Gurudeva: Unfortunately, in some but not all of the Christian/Judaic sects, the fear of God is prevalent. The distinction between good and bad, heaven and hell, is predominant, causing fears, apprehension and deep mental conflict. Hence, this psychological set-up is not conducive to the practice of yoga, for it arbitrates against the very idea of oneness of man and god which the yogi seeks. Those who have been so indoctrinated often try to meditate but necessarily do not succeed in its deepest attainments because of subconscious barriers placed there by a dualistic philosophy.
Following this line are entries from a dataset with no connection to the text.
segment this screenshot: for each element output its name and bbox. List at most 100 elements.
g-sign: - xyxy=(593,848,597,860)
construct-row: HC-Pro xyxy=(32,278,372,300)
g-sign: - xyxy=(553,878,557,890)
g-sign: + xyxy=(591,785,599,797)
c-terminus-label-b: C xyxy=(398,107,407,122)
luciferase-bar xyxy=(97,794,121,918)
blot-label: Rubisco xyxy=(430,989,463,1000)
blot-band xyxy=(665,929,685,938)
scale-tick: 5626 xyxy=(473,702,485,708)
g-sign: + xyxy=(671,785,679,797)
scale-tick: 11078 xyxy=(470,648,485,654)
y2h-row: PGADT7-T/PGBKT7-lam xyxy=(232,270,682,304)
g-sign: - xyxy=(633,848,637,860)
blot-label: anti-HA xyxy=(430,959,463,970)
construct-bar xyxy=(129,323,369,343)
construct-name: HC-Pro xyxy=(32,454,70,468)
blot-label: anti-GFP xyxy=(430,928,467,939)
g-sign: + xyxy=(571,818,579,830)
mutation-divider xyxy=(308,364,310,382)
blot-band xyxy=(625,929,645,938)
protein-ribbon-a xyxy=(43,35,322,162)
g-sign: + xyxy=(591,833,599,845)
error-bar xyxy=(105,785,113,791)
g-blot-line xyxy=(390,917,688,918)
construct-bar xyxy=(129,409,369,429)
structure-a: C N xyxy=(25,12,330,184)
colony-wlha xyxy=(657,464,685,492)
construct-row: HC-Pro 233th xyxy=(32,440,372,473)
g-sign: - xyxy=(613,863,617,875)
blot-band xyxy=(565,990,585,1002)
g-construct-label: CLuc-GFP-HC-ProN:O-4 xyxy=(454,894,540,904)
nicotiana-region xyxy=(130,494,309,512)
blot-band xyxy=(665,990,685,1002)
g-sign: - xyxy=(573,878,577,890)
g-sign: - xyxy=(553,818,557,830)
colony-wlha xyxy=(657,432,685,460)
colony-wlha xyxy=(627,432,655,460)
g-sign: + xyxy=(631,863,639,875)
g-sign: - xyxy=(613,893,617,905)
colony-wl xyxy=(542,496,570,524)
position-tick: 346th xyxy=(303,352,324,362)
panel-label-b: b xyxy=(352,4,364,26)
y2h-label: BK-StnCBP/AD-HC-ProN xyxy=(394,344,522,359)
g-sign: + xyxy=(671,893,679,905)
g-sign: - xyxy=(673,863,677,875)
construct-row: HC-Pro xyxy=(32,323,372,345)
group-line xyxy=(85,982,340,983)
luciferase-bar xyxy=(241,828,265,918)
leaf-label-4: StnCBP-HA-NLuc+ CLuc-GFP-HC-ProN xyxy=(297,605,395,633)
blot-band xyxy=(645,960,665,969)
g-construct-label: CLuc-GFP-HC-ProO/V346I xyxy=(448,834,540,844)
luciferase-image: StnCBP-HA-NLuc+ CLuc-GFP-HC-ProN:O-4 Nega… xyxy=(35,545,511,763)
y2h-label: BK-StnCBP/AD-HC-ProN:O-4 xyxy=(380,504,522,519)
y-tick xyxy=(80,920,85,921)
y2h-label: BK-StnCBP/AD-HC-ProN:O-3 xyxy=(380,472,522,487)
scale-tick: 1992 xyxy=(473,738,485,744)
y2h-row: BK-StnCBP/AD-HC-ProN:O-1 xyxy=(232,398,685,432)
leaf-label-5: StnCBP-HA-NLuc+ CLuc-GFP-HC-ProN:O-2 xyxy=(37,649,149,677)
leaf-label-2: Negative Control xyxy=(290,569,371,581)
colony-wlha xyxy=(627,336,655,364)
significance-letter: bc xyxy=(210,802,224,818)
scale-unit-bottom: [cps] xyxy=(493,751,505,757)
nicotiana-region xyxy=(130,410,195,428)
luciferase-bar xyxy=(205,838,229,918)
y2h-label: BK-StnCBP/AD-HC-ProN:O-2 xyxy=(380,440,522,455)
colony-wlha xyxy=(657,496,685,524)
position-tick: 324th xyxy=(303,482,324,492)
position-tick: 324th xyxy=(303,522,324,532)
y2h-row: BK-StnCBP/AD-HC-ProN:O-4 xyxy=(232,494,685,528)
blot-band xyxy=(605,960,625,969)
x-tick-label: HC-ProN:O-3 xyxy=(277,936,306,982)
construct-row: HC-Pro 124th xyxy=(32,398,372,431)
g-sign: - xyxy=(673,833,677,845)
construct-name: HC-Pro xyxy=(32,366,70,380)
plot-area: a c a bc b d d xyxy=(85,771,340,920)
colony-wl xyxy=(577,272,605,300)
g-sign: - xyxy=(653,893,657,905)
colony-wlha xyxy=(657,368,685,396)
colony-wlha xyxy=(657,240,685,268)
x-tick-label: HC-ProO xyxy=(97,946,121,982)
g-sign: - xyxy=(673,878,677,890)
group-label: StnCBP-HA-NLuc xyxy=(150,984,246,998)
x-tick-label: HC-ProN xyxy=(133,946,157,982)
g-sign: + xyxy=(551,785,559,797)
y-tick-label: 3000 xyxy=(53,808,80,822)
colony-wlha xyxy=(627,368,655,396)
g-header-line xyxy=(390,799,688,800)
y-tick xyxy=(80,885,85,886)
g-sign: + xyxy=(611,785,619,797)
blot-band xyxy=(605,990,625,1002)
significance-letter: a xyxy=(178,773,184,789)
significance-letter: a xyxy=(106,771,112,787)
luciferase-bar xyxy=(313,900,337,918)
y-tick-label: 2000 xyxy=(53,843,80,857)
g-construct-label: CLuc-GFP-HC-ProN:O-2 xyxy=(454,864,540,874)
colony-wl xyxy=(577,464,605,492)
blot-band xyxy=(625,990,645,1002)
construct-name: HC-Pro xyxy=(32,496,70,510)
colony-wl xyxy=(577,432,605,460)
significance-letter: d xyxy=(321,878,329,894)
In order to really meditate to the depth of contemplation and not merely to quiet mind and emotion and feel a little serenity, you have to be a member of a religion that gives the hope of non-dual union with God, that teaches that God is within man only to be realized. Meditation, if it is to lead to jnana, must begin with a belief that there is no intrinsic evil and encompass the truth of karma, that we are responsible for our own actions. Such meditation must be undertaken by a member of a religion that gives a hope of a future life, and does not threaten failure with eternal suffering should failure be the result. Such meditation is possible, in fact required, of those who follow the Hindu Dharma. Hence, the practice of yoga is the highest pinnacle within our most ancient faith.

If you go through the entire Holy Scriptures of Saivism, you will not find our saints singing hymns to Buddha or Jesus or Jehova. Our Saints told us to worship God Siva, the Supreme God, to worship Ganesha first before worshipping Siva, to worship Lord Muruga.

In the old days, there were millions of Siva temples from the north to the south of India. Everyone was of one mind, worshipping Siva together, singing His praises with a one voice. As a result, India was unified. It was then the wealthiest nation in the world. The worship of Siva will give you wealth. The worship of Siva will give you health. The worship of Siva will give you knowledge. The worship of Siva will fill your heart with love and compassion.

The Saiva Samayam is the greatest religion in the world. The Saiva Samayam is the oldest religion in the world. The Saiva Samayam has yoga. It has great temples, great pundits, rishis and scriptures. All the saints, who sang the songs of Siva, told us how to worship Siva and how we should live our Saivite lives. We must all follow those instructions. In singing those songs to Siva, Siva will give you everything that you ask for. He will give you everything that you ask for because Siva is the God of Love. Our saints have sung that Siva is within us, and we are within Siva. Knowing that, fear and worry and doubt are forever gone from our mind.

We only see opposites when our vision is limited, when we have not experienced totally. There is a point of view which resolves all contradictions and answers all questions. Yet to be experienced is yet to be understood. Once experienced and understood, the Quiet comes. The karmas are quiet. This is the arduous path of charya, kriya and yoga resulting in jnana. This is the path of not only endeavoring to unfold the higher nature but, at the same time and toward the same end, dealing positively and consciously with the remnants of the lower nature. Following this spiritual path, we find ourselves effortlessly replacing charity for greed and dealing with, rather than merely suppressing the instinctive feelings of jealousy, hatred, desire and anger.